Data Science Asked by 0009 on February 22, 2021

I’m using different forecasting methods on a dataset to try and compare the accuracy of these methods.

For some reason, multiple linear regression (OLS) is outperforming RF, GB and AdaBoost when comparing MAE, RMSE R^2 and MAPE. This is very surprising to me.

Is there any general reason that could explain this outperformance?

I know that ML methods don’t perform well with datasets that have a small amount of samples, but this should not be the case here.

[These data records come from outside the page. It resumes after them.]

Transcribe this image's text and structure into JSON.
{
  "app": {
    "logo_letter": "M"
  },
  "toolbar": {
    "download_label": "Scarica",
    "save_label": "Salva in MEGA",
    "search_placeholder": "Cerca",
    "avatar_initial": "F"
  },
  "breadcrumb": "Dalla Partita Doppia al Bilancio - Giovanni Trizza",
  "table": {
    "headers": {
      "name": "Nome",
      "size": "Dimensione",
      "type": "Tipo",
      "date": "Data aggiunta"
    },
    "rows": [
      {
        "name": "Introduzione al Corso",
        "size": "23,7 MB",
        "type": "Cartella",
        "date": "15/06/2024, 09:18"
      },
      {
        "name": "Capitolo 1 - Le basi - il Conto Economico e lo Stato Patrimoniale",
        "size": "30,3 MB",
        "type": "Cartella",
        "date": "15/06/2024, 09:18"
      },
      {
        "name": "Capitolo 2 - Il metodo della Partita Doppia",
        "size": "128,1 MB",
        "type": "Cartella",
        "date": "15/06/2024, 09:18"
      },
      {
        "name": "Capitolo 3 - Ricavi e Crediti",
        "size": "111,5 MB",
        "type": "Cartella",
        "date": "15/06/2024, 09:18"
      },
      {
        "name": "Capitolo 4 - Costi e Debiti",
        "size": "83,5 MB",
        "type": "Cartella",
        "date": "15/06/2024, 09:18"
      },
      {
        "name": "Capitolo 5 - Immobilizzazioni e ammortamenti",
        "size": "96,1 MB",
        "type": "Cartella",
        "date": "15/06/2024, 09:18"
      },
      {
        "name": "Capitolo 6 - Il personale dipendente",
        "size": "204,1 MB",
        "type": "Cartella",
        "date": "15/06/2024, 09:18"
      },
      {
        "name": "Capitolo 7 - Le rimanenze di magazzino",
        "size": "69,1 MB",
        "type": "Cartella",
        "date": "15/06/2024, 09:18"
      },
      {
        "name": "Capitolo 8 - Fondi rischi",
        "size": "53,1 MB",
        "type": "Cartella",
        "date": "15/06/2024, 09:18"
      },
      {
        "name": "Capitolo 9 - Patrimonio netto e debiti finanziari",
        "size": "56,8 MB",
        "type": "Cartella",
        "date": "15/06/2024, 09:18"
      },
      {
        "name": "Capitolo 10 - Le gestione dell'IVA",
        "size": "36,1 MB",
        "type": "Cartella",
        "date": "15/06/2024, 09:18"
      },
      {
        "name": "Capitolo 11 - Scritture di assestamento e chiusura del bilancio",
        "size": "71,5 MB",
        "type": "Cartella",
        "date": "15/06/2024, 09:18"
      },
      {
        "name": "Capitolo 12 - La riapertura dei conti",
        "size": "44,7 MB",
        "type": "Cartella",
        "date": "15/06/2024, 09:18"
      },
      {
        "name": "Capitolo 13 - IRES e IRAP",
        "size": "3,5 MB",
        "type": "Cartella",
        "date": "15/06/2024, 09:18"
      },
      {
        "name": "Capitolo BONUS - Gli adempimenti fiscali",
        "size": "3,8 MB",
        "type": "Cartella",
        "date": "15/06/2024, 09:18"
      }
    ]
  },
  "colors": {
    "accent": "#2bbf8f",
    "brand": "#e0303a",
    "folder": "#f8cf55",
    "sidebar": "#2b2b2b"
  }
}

I’m a beginner in this area, so I hope this is not a stupid question and somebody is able to help me!
Thanks!

One Answer

First, it is impossible to say without further information about the nature of your data, the training conducted, etc. That being said, in general there is no guarantee that a more complex would outperform a simpler model in time series forecasting. In fact, this was a controversy in the earlier M-forecasting competitions, where simpler Exponential Smoothing methods outperformed the more complex ARIMA and Neural Networks (in recent years though machine learning methods clearly reign supreme). In all cases, you should compare performance against very simple benchmarks such as the $naive/ persistence$ method.

Regarding the evaluation:

  1. $R^2$: This is used as an in-sample performance measure. I would argue that if more complex models such Gradient Boosting Machines achieve lower in-sample $R^2$ than a simpler linear model, this could indicate underfitting and you should increase the capacity of your model (increase number of trees, tune learning rate, etc.)
  2. $MAE, RMSE, MAPE$: These are all used as out-of-sample performance metrics. If the more complex models outperform the simple linear model in-sample, but fail to generalize in a hold-out set, this could mean that your model is overfitting and you should include some form of regularization such as weight penalty or early stopping.